Like the Shipwreck Bag in her poem ‘Shipwrecked’, ‘a sack of supplies every Sunday –/ bullseyes, fake cigarettes and spicy liquorice pipes …’ Shirley McClure’s eagerly awaited second collection is a most satisfying assortment of beautifully wrought surprises. In here are poems by turns clear-eyed, poignant, unsparing, sexy and often just plain funny – and not an ounce of sentimentality in the carefully weighed-out mix. McClure has a gift for close observation and a quietly mordant, ironising sense of humour. But these poems are not just clever.

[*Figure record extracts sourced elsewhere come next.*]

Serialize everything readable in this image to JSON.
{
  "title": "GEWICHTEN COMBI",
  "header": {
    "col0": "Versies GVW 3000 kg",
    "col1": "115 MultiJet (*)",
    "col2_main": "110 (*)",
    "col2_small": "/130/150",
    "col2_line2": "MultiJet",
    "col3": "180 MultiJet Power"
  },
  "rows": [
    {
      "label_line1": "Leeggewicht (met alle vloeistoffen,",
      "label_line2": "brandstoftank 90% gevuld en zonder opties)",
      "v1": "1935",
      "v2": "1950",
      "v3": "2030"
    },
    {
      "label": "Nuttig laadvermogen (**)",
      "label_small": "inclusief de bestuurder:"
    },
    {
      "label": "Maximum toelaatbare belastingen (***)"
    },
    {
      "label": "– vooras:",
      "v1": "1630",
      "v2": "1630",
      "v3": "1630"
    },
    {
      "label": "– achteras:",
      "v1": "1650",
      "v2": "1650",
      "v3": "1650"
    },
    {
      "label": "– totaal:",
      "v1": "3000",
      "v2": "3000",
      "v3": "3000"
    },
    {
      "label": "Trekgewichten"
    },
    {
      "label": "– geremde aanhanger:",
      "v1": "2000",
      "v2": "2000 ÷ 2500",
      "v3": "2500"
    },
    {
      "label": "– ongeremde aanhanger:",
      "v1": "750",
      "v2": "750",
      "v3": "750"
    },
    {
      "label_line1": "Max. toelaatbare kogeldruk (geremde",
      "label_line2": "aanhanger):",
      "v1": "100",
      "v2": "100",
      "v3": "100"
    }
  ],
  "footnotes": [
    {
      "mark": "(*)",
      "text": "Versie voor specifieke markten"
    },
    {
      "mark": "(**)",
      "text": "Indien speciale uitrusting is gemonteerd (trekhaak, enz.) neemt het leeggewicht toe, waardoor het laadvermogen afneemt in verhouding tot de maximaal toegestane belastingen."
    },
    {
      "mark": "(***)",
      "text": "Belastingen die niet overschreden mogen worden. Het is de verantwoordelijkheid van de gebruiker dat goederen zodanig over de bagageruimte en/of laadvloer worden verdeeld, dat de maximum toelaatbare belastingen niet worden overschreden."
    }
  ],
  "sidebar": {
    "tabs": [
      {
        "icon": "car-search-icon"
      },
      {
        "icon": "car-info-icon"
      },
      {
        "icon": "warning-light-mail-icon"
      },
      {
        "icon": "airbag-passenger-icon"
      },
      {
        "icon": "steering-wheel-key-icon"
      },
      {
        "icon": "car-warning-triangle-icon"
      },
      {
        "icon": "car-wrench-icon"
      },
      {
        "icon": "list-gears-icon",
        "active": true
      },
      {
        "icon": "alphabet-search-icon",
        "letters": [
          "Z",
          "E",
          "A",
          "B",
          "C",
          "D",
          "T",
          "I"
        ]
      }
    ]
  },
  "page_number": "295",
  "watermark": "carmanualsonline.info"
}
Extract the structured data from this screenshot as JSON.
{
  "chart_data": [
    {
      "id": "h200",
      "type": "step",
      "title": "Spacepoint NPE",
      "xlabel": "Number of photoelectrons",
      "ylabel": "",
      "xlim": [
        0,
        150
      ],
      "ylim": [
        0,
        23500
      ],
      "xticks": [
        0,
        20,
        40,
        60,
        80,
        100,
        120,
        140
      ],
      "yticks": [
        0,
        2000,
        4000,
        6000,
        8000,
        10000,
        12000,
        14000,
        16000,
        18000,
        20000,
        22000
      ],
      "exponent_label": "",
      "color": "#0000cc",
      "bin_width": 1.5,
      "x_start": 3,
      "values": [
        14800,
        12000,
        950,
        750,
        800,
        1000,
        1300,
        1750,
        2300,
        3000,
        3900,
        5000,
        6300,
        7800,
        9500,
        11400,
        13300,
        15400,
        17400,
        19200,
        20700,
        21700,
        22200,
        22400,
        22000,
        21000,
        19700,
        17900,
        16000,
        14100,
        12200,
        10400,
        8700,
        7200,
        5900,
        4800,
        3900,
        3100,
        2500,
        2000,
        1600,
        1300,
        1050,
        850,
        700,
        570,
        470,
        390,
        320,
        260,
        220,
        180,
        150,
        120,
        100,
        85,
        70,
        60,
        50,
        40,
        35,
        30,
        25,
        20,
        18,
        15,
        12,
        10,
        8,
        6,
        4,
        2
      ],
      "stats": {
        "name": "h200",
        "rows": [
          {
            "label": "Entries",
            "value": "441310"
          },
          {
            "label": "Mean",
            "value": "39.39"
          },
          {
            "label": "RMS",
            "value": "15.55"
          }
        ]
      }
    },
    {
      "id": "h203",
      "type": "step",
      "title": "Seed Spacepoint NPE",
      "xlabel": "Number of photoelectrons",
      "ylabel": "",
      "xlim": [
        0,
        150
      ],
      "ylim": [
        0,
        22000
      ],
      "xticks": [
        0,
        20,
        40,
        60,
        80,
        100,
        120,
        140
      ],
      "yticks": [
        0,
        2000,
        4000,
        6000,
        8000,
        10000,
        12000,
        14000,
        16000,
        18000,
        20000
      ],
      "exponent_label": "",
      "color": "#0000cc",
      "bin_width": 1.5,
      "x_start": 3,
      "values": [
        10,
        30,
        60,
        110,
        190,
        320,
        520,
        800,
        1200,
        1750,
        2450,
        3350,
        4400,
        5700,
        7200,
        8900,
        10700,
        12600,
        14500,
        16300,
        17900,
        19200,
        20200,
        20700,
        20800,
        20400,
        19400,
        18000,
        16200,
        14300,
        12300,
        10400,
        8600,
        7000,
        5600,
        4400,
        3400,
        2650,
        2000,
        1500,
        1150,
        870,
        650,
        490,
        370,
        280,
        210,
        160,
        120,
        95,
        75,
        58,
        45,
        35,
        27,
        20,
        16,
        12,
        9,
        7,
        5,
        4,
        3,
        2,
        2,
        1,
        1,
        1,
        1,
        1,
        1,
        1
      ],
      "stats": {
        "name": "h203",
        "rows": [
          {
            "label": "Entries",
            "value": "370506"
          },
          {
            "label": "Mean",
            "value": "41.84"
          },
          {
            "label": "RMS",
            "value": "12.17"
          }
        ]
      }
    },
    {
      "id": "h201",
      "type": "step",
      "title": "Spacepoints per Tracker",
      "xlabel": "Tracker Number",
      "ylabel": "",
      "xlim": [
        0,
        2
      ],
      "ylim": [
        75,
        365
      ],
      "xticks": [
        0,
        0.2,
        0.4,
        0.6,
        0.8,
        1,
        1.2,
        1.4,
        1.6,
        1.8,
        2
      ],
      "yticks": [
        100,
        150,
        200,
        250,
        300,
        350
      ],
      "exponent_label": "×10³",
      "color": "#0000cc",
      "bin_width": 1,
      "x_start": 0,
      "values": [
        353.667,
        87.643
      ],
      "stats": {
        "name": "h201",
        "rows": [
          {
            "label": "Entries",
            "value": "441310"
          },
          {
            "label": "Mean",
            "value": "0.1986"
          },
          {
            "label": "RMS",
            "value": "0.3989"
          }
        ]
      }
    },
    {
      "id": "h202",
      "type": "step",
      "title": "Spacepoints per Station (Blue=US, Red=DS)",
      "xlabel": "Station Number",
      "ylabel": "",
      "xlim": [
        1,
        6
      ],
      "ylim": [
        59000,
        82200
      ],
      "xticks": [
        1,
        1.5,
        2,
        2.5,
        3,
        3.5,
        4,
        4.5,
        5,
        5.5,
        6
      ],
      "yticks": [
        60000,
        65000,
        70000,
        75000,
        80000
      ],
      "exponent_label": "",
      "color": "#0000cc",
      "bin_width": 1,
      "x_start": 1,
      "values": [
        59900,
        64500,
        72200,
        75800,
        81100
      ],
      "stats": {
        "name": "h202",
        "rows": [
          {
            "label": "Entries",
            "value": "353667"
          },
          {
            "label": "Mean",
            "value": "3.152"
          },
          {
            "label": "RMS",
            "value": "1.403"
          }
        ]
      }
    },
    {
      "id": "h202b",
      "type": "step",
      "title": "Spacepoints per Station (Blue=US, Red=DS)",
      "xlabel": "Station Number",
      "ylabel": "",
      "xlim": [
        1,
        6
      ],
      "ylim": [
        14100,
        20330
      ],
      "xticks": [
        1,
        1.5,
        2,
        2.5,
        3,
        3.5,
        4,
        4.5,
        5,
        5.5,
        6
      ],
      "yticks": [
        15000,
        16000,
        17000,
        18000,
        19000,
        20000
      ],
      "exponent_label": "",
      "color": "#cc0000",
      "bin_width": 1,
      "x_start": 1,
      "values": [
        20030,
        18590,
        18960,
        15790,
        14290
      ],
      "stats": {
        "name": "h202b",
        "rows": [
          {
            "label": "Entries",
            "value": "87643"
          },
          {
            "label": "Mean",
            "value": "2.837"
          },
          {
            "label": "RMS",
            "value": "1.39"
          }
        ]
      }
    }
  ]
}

Here too are exquisite love poems and deeply moving poems of grief, illness and loss, captured unerringly in the minutiae of immediately recognisable, but rarely recorded, detail. And running through it all is a homage to the female body, to its strengths and vulnerabilities, its beauty and its blemishes, so deftly captured in ‘Stone Dress’, the title poem, which ends:
‘This was where she felt safest,
in the landscape of their folds and scars;
no jokes about her hard neck, thick skin,
here in the stone circle of her friends.’
– Geraldine Mitchell
I love McClure’s very particular combination of qualities – the ebullience, the wit, the honesty and insight, the strength and tenderness. Also, her generosity to the reader – who is welcomed in with such grace and openness.
– Mimi Khalvati
Shirley McClure’s work is of great distinction and merit. She has a particularly ironic ‘take’ on modern Irish reality and is a rare and necessary antidote to all the navel-gazing that is going on in this country at the moment.